Dates of Trial: July 16-August 29, 1979
Sentence: Life imprisonment
SIGNIFICANCE: The horror of the triple murder and the long delay between the crime and the trial alone were sufficient to make this one of the most notorious trials in recent history. The subsequent best-selling book Fatal Vision by Joe McGinnis, written with the cooperation of the murderer, seared the case into the memories of many Americans. Jeffrey MacDonald's suit against McGinnis for betraying his trust in writing a book that portrayed him as guilty, raised ethical and legal issues about "checkbook" investigative journalism.
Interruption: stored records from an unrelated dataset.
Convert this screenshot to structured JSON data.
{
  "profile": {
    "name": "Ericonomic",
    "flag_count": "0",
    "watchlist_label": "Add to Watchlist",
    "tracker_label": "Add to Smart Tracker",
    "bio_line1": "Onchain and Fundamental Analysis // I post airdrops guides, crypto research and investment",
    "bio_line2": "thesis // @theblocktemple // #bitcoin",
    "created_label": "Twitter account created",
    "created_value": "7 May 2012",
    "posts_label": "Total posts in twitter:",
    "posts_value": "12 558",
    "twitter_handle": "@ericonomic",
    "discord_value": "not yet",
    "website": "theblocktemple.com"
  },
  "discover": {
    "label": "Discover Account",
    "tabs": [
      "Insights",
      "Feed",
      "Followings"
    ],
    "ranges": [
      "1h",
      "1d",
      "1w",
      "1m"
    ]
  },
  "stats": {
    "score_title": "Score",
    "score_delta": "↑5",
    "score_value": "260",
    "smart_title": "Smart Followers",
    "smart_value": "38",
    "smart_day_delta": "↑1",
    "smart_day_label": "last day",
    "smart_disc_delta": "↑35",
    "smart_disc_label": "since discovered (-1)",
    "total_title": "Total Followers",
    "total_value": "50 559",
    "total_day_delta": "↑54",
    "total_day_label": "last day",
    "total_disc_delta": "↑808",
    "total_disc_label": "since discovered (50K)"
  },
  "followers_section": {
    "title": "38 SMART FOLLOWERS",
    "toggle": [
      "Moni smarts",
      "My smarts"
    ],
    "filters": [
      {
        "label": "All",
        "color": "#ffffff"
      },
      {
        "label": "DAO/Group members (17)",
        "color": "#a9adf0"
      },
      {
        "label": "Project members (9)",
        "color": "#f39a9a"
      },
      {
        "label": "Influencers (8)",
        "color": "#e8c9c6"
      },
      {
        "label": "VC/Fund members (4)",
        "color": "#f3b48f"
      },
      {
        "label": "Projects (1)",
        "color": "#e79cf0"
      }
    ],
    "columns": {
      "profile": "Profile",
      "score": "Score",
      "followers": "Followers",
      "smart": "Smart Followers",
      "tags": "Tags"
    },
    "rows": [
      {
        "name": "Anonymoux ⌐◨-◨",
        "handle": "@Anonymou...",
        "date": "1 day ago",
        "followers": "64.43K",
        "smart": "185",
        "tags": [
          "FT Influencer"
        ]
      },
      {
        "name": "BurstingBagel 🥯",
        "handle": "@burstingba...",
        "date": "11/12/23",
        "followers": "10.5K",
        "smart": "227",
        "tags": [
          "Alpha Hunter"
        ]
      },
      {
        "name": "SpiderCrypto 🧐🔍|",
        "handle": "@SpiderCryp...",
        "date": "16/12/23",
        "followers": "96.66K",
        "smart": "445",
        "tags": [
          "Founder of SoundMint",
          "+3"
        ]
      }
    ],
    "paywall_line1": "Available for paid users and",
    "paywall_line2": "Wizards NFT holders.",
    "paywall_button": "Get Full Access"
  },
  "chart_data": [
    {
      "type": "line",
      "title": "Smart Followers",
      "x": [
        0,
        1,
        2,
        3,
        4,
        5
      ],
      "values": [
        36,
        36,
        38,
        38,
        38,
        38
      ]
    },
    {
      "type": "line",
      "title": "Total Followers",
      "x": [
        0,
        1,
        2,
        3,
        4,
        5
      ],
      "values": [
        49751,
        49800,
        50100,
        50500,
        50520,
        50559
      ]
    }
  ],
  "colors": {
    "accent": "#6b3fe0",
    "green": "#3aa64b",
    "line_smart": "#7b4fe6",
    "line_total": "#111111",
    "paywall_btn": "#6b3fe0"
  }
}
Few murder defendants have so assiduously courted the media as Jeffrey MacDonald. Through books, television, newsprint, and even civil litigation, he made his name a household word. For more than two decades, America watched and read about this enigmatic ex-Green Beret. Most remained convinced he was guilty as charged, and yet doubts persisted.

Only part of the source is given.